When you open this website, you probably see the name Mann-E on top. If you click on the link you’ll be redirected to a page with a handful of information about the product, but it’s some sort of general information and not fully in details. So in this particular blog post we’ll have a look at the latest release of the model which is the first release with a code name!
A little backstory
Although it has been described in that page, but we need to get into the details before diving deep into the matter of a release note. First, I will introduce myself a bit and you’ll have an idea about who created this model. I am Muhammadreza Haghiri and I was born on May 30th 1996. At the time I’m writing this article, I’m in the last months of my 27th year of my life and I still can’t say I’m 27. I had a passion for creation and discovering since I was very young. So I have studied and started coding at the age of 12 and by the age of 15, I could make programs which had real life application.
In late 2019 and early 2020, when the pandemic has been started most of us preferred to stay home and as you might have guessed, I was super bored. In those dark and unfortunate days of humanity I have started learning AI and in a little amount of time, I could make my very own image classifier and smart assistant (and both were inspired by movies and series I watched. Image classifier was from the 4th season of the HBO’s show Silicon Valley and smart assistant was from Marvel’s movie Iron Man).
In early 2022 I discovered generative AI and as you may guess, it was all about arts and stuff. Before getting into the details of Mann-E, you should have this background of me being an artist (a musician actually) and how much I love arts. So it was my thing! A combination of arts and computers!
Early versions of Mann-E
As said before it was all a hobby project of mine and was based on VQGAN models. But the release of Stable Diffusion was a game changer. Although it was a custom VQGAN in version 1, version 2 was basically Stable Diffusion with a little bit of modification and training and big changes happened in version 3. Version 3 of Mann-E is where I personally preferred to train custom text encoders as well and it helped improve the quality of generations a lot!
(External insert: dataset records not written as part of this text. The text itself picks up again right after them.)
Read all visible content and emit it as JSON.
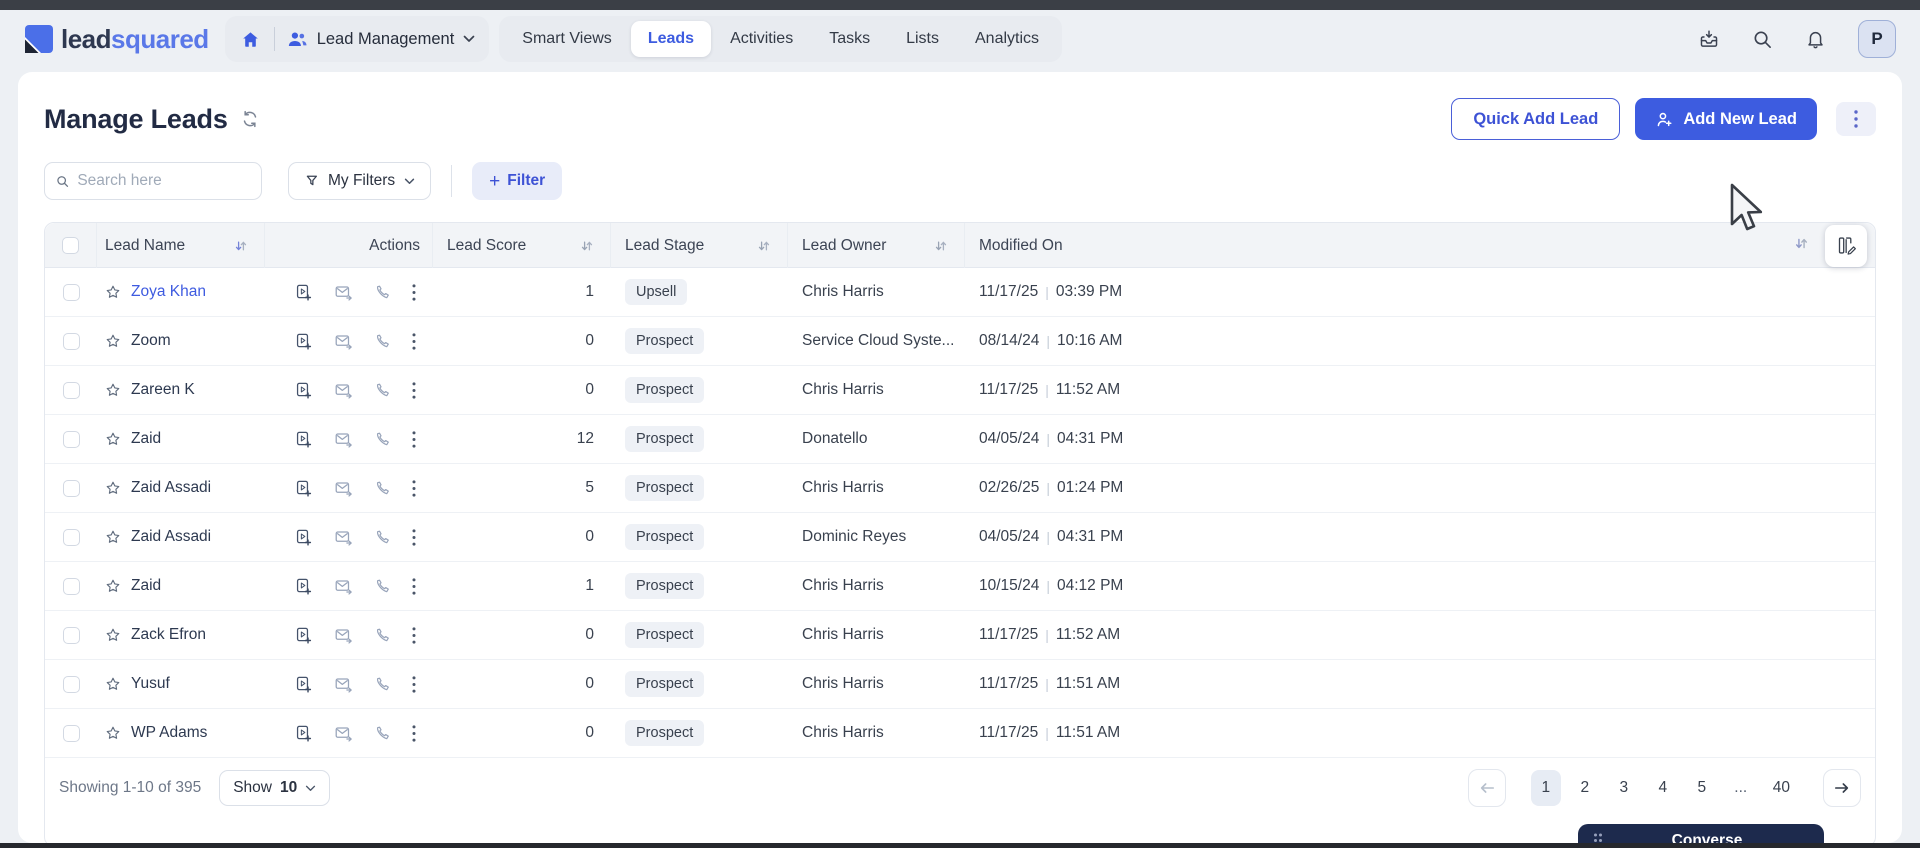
{
  "brand": {
    "part1": "lead",
    "part2": "squared"
  },
  "nav": {
    "menu_label": "Lead Management",
    "tabs": [
      {
        "label": "Smart Views",
        "active": false
      },
      {
        "label": "Leads",
        "active": true
      },
      {
        "label": "Activities",
        "active": false
      },
      {
        "label": "Tasks",
        "active": false
      },
      {
        "label": "Lists",
        "active": false
      },
      {
        "label": "Analytics",
        "active": false
      }
    ],
    "icons": [
      "home-icon",
      "users-icon",
      "inbox-download-icon",
      "search-icon",
      "bell-icon"
    ],
    "avatar_initial": "P"
  },
  "header": {
    "title": "Manage Leads",
    "quick_add_label": "Quick Add Lead",
    "add_new_label": "Add New Lead"
  },
  "toolbar": {
    "search_placeholder": "Search here",
    "my_filters_label": "My Filters",
    "filter_plus": "+",
    "filter_label": "Filter"
  },
  "table": {
    "separator": "|",
    "columns": [
      {
        "label": "Lead Name",
        "sortable": true
      },
      {
        "label": "Actions",
        "sortable": false
      },
      {
        "label": "Lead Score",
        "sortable": true
      },
      {
        "label": "Lead Stage",
        "sortable": true
      },
      {
        "label": "Lead Owner",
        "sortable": true
      },
      {
        "label": "Modified On",
        "sortable": false
      }
    ],
    "rows": [
      {
        "name": "Zoya Khan",
        "link": true,
        "score": "1",
        "stage": "Upsell",
        "owner": "Chris Harris",
        "date": "11/17/25",
        "time": "03:39 PM"
      },
      {
        "name": "Zoom",
        "link": false,
        "score": "0",
        "stage": "Prospect",
        "owner": "Service Cloud Syste...",
        "date": "08/14/24",
        "time": "10:16 AM"
      },
      {
        "name": "Zareen K",
        "link": false,
        "score": "0",
        "stage": "Prospect",
        "owner": "Chris Harris",
        "date": "11/17/25",
        "time": "11:52 AM"
      },
      {
        "name": "Zaid",
        "link": false,
        "score": "12",
        "stage": "Prospect",
        "owner": "Donatello",
        "date": "04/05/24",
        "time": "04:31 PM"
      },
      {
        "name": "Zaid Assadi",
        "link": false,
        "score": "5",
        "stage": "Prospect",
        "owner": "Chris Harris",
        "date": "02/26/25",
        "time": "01:24 PM"
      },
      {
        "name": "Zaid Assadi",
        "link": false,
        "score": "0",
        "stage": "Prospect",
        "owner": "Dominic Reyes",
        "date": "04/05/24",
        "time": "04:31 PM"
      },
      {
        "name": "Zaid",
        "link": false,
        "score": "1",
        "stage": "Prospect",
        "owner": "Chris Harris",
        "date": "10/15/24",
        "time": "04:12 PM"
      },
      {
        "name": "Zack Efron",
        "link": false,
        "score": "0",
        "stage": "Prospect",
        "owner": "Chris Harris",
        "date": "11/17/25",
        "time": "11:52 AM"
      },
      {
        "name": "Yusuf",
        "link": false,
        "score": "0",
        "stage": "Prospect",
        "owner": "Chris Harris",
        "date": "11/17/25",
        "time": "11:51 AM"
      },
      {
        "name": "WP Adams",
        "link": false,
        "score": "0",
        "stage": "Prospect",
        "owner": "Chris Harris",
        "date": "11/17/25",
        "time": "11:51 AM"
      }
    ]
  },
  "footer": {
    "showing": "Showing 1-10 of 395",
    "show_label": "Show",
    "show_value": "10",
    "pages": [
      {
        "label": "1",
        "active": true
      },
      {
        "label": "2",
        "active": false
      },
      {
        "label": "3",
        "active": false
      },
      {
        "label": "4",
        "active": false
      },
      {
        "label": "5",
        "active": false
      },
      {
        "label": "...",
        "active": false,
        "dots": true
      },
      {
        "label": "40",
        "active": false
      }
    ]
  },
  "converse": {
    "label": "Converse"
  },
  "colors": {
    "accent_blue": "#3d5ce0",
    "link_blue": "#3e5be0",
    "navy_text": "#222b44",
    "badge_bg": "#eef1f6",
    "table_header_bg": "#f2f4f7",
    "page_bg": "#edf0f4",
    "converse_bg": "#1d2a4d"
  }
}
Mann-E 3 Revision 3 “Prompt Muse” Release Notes
Inference and weights
For accessing weights, checkpoints and inference tools of the new release you can visit model’s page on huggingface.
- Dataset was larger. It was 200 images, mostly digital art and illustrations. (last revision was only 50 fantasy illustration)
- With the new custom text encoder the model now understands midjourney style prompts (of course it doesn’t have understanding of –ar or –q or –v flags) but with crafting prompts in a Stable Diffusion way (e.g. using Magic Prompt to craft your prompts) it will result much much better images.
- The model is still based on weights from Runway ML’s Stable Diffusion version 1.5 as this version had a better understanding of styles and artist names.
Mann-E is still at his baby steps (yes, the name is a common Persian male name and this is why I used “his” for the pronoun 😁) and needs more work. But at this point it’s usable and made a pretty good hobby for a lot of my friends and family members as well. It can be used to study mixing different ideas or also can be used for ethnic art or more things which are not completely covered by other AI art generators.